Por algún motivo, esa situación no se había vuelto real hasta ese instante. Cuando ella le soltó aquello.
«Cole tenía que saberlo —pensó—. Cerró el acuerdo conmigo mientras sabía que yo trataría de recuperar esta parte de mi vida. Algo que nunca iba a conseguir».
—Vale —dijo Mason midiendo las palabras—, así que mi hija está en un ensayo con tu nuevo marido, Brad. Pero un ensayo, ¿de qué?
—Nick...
—¿Cuándo va a volver?
—¿Por qué me lo preguntas?
—Porque quiero verla.
—Escúchame —le espetó ella—. Piensa en lo que me estás pidiendo. Por favor, Nick, reflexiona sobre ello. Tu hija atraviesa un buen momento. Va a un colegio estupendo. Tiene una vida maravillosa. La que los dos queríamos que llevase, ¿no te acuerdas? Ya la ha conseguido. Y ¿vas a venir tú ahora, recién salido de la cárcel, a estropear todo eso?
—Uno no elige a sus padres, Gina. Yo soy el suyo. Y no me voy a ir hasta que la haya visto.
—Y ¿cómo crees que va a funcionar exactamente la cosa? ¿Vas a venir de visita todos los fines de semana? ¿A hacer barbacoas con nosotros en el jardín de atrás? ¿Tienes pensado acompañarnos a las reuniones de padres y alumnos? ¿O tal vez a las jornadas de orientación laboral? «Hola, este es mi padre. Te va a contar cómo se roba un coche». ¿Crees que así va a ir la cosa, Nick?
Mason la estuvo escuchando mientras se contenía, tratando de no perder los nervios. Sabía que montar una escena tremenda no iba a servir de nada.
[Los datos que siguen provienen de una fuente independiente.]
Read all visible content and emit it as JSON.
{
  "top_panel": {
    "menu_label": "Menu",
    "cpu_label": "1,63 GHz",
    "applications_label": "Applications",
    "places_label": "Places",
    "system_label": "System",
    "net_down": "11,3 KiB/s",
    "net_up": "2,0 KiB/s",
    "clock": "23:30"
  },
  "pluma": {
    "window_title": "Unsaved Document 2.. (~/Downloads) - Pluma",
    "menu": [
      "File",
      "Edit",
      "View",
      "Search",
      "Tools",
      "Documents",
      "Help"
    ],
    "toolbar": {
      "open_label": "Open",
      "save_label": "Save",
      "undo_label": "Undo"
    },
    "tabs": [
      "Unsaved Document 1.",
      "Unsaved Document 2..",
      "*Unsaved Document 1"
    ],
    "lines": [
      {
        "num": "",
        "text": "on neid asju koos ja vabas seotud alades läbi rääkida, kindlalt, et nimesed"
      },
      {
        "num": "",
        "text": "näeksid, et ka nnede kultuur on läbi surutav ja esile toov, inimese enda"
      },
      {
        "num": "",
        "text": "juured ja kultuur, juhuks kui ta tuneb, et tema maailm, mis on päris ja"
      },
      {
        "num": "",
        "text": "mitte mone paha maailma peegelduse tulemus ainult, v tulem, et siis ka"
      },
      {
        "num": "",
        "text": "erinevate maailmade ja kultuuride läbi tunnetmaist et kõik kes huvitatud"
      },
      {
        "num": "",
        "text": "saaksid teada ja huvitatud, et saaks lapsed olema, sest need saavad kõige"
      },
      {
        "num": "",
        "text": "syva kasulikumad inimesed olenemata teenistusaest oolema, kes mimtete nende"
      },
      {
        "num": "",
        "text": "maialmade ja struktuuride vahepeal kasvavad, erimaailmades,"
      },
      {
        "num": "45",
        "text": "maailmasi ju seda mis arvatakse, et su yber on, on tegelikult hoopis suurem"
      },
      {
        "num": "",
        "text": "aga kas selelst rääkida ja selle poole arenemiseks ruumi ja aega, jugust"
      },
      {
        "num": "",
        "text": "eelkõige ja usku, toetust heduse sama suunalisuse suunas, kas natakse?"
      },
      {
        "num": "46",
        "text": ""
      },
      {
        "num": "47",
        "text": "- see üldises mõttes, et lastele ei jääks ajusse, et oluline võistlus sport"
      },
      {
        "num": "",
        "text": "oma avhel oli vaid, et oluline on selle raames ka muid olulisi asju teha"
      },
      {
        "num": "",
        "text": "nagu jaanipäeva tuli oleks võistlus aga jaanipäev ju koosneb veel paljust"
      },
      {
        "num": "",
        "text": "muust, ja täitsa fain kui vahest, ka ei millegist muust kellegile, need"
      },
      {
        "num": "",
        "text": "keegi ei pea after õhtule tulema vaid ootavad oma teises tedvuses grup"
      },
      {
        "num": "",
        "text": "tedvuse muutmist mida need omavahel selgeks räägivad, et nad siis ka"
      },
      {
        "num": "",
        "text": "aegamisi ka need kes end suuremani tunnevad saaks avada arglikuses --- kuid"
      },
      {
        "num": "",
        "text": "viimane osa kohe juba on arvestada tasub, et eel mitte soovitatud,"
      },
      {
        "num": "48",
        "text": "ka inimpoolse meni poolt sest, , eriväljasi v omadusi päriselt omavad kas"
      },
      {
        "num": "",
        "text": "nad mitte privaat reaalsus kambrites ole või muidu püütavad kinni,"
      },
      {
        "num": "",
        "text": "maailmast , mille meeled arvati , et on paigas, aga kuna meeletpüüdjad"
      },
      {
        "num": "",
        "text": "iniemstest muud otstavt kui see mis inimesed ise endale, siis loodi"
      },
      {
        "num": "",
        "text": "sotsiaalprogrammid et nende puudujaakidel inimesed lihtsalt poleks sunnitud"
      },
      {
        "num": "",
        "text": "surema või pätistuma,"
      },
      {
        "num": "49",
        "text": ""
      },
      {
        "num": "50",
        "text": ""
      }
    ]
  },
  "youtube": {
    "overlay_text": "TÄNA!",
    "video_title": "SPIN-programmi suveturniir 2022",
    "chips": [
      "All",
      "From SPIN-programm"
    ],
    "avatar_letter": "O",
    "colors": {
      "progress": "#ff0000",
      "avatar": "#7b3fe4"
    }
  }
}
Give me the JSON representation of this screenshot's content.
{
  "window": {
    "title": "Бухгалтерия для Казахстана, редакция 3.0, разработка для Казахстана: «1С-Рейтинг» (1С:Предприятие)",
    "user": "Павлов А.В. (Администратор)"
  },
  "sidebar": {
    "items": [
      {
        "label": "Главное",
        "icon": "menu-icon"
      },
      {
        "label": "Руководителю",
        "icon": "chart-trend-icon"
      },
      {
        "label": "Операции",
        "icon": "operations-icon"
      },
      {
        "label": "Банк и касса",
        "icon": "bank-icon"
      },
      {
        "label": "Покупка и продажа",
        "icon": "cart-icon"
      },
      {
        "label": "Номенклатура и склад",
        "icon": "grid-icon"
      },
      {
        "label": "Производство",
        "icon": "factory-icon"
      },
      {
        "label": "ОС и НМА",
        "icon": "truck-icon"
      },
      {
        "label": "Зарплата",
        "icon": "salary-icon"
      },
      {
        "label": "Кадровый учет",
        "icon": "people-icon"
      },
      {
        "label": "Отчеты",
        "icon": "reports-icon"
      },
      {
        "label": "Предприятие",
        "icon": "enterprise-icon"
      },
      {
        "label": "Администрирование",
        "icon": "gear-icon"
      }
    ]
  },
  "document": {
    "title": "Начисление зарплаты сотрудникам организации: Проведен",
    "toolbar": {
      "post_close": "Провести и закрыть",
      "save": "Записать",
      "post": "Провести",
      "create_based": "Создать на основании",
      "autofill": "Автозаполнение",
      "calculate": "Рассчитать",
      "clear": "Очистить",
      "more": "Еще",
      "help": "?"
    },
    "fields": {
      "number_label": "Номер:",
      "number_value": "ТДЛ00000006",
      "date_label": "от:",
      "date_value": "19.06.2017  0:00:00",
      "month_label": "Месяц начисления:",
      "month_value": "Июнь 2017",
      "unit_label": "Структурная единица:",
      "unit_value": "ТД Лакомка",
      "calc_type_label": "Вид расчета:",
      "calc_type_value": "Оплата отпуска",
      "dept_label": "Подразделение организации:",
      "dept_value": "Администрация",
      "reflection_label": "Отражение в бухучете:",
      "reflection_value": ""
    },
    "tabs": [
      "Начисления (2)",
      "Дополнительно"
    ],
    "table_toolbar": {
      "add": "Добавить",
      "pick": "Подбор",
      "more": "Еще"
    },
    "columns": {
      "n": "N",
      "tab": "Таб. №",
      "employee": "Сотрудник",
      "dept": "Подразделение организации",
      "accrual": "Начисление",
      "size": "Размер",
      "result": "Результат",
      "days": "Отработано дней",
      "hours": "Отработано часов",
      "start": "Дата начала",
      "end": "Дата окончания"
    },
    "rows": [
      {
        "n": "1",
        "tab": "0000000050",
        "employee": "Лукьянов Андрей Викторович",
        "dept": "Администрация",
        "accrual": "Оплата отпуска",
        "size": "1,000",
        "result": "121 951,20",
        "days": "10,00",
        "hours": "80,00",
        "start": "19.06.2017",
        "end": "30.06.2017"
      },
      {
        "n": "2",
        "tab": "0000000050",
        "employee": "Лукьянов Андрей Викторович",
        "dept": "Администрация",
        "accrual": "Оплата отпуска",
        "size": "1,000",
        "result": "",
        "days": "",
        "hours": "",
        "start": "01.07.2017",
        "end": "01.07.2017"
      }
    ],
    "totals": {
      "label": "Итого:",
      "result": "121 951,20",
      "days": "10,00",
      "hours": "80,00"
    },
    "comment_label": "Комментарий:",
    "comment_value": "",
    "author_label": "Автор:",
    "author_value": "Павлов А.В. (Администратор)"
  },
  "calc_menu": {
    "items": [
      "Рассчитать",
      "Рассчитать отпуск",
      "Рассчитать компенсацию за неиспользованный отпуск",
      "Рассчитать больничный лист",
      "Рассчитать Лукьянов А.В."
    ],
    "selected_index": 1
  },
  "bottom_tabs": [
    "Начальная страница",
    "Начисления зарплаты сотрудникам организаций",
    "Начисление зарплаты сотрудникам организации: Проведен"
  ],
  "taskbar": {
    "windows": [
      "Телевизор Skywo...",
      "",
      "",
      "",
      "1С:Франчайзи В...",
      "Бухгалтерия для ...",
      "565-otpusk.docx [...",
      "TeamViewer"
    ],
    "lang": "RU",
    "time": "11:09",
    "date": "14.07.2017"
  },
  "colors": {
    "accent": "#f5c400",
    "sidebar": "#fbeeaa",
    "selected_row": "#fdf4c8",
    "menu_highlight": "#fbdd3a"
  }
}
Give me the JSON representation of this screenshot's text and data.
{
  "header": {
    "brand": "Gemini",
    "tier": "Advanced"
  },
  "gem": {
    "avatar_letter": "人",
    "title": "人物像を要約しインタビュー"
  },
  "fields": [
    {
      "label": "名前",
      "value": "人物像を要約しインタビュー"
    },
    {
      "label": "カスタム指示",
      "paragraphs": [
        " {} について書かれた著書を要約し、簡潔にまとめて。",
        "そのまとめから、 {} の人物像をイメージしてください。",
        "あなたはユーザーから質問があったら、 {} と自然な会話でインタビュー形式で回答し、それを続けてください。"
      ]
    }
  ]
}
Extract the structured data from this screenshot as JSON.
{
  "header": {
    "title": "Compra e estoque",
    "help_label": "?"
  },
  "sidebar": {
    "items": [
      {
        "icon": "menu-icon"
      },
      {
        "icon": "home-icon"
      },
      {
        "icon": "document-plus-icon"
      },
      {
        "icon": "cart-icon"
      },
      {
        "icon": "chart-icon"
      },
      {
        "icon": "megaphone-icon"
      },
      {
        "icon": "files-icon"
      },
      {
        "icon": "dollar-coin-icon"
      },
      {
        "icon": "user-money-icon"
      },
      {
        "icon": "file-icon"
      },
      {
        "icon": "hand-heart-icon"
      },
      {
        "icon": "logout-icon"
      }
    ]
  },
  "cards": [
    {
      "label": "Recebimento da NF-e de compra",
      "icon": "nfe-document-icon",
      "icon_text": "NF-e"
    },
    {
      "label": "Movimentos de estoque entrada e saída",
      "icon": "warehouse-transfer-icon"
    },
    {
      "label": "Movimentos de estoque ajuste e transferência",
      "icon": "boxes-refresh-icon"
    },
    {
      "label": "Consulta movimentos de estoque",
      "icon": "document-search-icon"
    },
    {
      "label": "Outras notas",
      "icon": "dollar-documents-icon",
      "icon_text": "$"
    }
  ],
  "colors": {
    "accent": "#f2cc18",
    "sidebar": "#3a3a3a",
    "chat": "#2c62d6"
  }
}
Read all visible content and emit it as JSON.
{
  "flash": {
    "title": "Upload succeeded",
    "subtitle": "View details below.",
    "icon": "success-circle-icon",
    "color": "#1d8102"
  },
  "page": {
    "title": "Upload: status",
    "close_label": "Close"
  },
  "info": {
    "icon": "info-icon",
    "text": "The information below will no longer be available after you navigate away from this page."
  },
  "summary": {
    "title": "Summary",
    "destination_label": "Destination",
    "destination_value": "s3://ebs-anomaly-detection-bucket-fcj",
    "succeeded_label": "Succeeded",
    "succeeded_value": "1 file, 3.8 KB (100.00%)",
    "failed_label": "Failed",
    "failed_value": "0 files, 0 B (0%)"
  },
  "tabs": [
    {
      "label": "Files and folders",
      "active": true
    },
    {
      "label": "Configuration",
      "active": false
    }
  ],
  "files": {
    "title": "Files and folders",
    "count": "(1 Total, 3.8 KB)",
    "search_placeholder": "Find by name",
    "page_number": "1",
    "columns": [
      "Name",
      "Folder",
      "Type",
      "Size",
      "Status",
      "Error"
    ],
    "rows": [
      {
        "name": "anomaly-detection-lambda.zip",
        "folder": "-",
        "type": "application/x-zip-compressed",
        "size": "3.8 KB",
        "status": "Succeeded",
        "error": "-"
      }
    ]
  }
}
Pero ella todavía era capaz de sacarlo de quicio, por Dios.
—No me la trajiste para que la viera. A mi propia hija. Ni una sola vez en cinco años.
—Porque rompiste tu promesa —contestó ella en voz baja, casi entre susurros—. Porque eres un delincuente y siempre lo serás. Diga lo que diga tu documento.
Calló brevemente para enjugarse las lágrimas.
—Aposté por ti —añadió—. Aposté por ti todo lo que tenía. Y mira lo que conseguí a cambio. Lo mejor que puedes hacer por mí, y por tu hija, es no acercarte a nosotras.
Le dolió oír eso. Notó que a ella también le dolía decirlo. Nick trató de que se le ocurriera una réplica en ese momento, algo para convencerla de que se equivocaba de medio a medio. De que él era inocente de verdad, de que ni siquiera tendría que haber acabado en la cárcel. Pero la verdad era que otro hombre había logrado que su condena se esfumase, y, sin él, Mason aún seguiría encarcelado.
Así que no había nada que Mason pudiera decirle. Ni una sola palabra.
Gina lloraba. Ya ni siquiera podía mirarlo.
Ella extendió un brazo para tocarle el pecho. Solo un roce. Un segundo. Todos los años que habían pasado juntos, las peleas, las reconciliaciones, cuando se sentaban en el porche por la noche... Todos aquellos años en que habían tratado de construir una vida. Después de todo eso, aquel roce era lo único que ella podía darle.
Gina se apartó de él, volvió a entrar en la casa y cerró la puerta.